Alain Senderens m’a fait connaître le bonheur sur des pétales de roses. Je vais vous narrer ce conte de fées.
Lorsque j’avais esquissé l’idée de wine-dinners, le propriétaire de l’un des plus grands restaurants parisiens, avec lequel je partageais quelques idées sur l’extrême esthétisme des vins anciens, me paraissait l’associé idéal. Il a jugé que ce concept ne s’intégrait pas bien dans la stratégie de son restaurant. Si je m’étais lié à une seule maison, je serais passé à coté de la créativité de tant de grands chefs qui font des variations sur mes « enfants », ces vins anciens non reproductibles que j’ouvre avec tant de plaisir.
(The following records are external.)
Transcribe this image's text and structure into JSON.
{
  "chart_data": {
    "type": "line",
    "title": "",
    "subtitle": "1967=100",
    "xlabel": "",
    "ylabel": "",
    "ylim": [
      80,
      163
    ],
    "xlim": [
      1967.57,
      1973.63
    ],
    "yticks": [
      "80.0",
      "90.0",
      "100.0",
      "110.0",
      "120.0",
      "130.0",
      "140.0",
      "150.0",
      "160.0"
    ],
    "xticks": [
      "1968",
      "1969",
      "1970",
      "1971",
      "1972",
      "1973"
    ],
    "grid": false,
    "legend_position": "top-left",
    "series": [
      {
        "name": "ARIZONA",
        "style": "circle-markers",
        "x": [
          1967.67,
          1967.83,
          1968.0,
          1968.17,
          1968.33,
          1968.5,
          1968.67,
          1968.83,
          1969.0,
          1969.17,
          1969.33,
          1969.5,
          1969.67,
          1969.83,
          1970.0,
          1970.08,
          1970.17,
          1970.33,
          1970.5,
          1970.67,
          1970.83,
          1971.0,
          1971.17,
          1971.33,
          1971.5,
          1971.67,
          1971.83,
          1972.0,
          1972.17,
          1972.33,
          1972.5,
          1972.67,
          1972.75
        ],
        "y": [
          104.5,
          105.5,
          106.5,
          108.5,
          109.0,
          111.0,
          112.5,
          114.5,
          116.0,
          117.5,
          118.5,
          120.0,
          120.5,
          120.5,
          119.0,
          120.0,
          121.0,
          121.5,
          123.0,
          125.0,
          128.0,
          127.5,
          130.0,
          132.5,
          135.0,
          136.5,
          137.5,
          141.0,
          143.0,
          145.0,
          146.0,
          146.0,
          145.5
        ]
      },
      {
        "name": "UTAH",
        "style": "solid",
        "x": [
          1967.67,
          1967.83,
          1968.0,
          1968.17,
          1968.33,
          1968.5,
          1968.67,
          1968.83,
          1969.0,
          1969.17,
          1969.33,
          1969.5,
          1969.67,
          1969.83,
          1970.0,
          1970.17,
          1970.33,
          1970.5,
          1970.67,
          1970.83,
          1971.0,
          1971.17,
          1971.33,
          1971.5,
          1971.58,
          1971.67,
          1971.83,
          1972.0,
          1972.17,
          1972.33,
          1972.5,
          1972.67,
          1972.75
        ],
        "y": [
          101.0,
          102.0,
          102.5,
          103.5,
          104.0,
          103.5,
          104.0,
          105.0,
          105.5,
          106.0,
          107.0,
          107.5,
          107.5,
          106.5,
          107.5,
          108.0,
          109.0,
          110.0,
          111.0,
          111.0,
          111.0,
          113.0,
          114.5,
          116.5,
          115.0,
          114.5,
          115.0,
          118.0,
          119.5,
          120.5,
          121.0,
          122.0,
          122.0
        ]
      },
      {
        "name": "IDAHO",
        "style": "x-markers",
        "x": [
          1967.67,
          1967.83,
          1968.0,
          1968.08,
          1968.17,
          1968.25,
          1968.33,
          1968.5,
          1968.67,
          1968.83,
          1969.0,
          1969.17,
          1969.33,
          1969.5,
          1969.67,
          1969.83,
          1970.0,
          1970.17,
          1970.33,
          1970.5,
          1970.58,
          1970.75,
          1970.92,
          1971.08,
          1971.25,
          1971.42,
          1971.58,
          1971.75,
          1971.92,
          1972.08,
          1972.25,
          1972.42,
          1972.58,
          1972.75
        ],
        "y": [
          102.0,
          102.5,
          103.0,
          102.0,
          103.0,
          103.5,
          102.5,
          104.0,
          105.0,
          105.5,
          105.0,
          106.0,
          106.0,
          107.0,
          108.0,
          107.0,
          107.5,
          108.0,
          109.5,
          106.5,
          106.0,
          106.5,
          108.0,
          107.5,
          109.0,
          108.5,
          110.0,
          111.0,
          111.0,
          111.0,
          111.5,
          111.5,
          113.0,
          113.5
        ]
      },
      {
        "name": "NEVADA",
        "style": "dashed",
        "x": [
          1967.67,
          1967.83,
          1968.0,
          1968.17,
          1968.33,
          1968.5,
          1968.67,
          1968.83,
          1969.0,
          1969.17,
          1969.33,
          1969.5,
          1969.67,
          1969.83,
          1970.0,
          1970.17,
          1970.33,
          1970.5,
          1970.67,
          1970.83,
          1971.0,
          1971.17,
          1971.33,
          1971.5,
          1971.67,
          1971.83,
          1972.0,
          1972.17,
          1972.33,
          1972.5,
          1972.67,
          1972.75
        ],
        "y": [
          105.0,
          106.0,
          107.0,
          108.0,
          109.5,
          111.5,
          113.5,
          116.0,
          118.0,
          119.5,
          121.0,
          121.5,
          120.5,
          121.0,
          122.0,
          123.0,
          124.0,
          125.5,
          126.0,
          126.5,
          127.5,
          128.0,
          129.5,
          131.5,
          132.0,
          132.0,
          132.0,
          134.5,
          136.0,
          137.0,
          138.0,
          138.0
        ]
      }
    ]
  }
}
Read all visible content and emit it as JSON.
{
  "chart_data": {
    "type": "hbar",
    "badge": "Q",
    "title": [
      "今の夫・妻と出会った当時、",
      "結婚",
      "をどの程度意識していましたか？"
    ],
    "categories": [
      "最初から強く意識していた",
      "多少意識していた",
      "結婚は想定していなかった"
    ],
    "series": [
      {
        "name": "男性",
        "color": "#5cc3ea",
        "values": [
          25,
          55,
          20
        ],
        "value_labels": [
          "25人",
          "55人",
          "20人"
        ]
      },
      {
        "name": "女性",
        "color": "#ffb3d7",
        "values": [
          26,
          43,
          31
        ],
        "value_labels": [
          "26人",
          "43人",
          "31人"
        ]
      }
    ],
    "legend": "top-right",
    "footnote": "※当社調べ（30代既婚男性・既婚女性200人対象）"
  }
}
Depuis le démarrage de nos dîners, des accords de légende ont été créés par des chefs imposants tels que David van Laer, Patrick Pignol, Eric Fréchon, Philippe Legendre, Guy Savoy, Alain Dutournier et d’autres, ou des grands sommeliers comme Eric Beaumard, Philippe Bourguignon, Philippe Faure Brac, Eric Mancio ou Patrick Lair, et d’autres. Il existe des personnalités qui me paraissaient plus difficiles à convaincre, et Alain Senderens faisait partie de celles-ci. Je lui avais fait part de ma démarche, mais rien ne se prêtait vraiment à faire un essai : d’une part il a un jugement plutôt réservé sur les vins anciens. D’autre part, toute sa démarche personnelle est liée à l’accord mets et vins. Pourquoi aller interférer dans ce qui est sa marque personnelle? Je l’avais rencontré, mais il brasse tellement d’idées neuves qu’il n’avait qu’une écoute polie à ce qui n’est pas directement dans son foisonnement personnel. Or un journaliste a eu l’heureuse idée d’associer nos démarches dans le même article. L’occasion était rêvée de reprendre notre dialogue. Je l’ai saisie. Nous avons déjeuné ensemble dans son restaurant, et j’ai apporté un Nuits Cailles 1915 Morin Père & Fils. Livré à 11h après un parcours en voiture, il se présentait comme une femme mal fardée. Mais la suite allait révéler des surprises.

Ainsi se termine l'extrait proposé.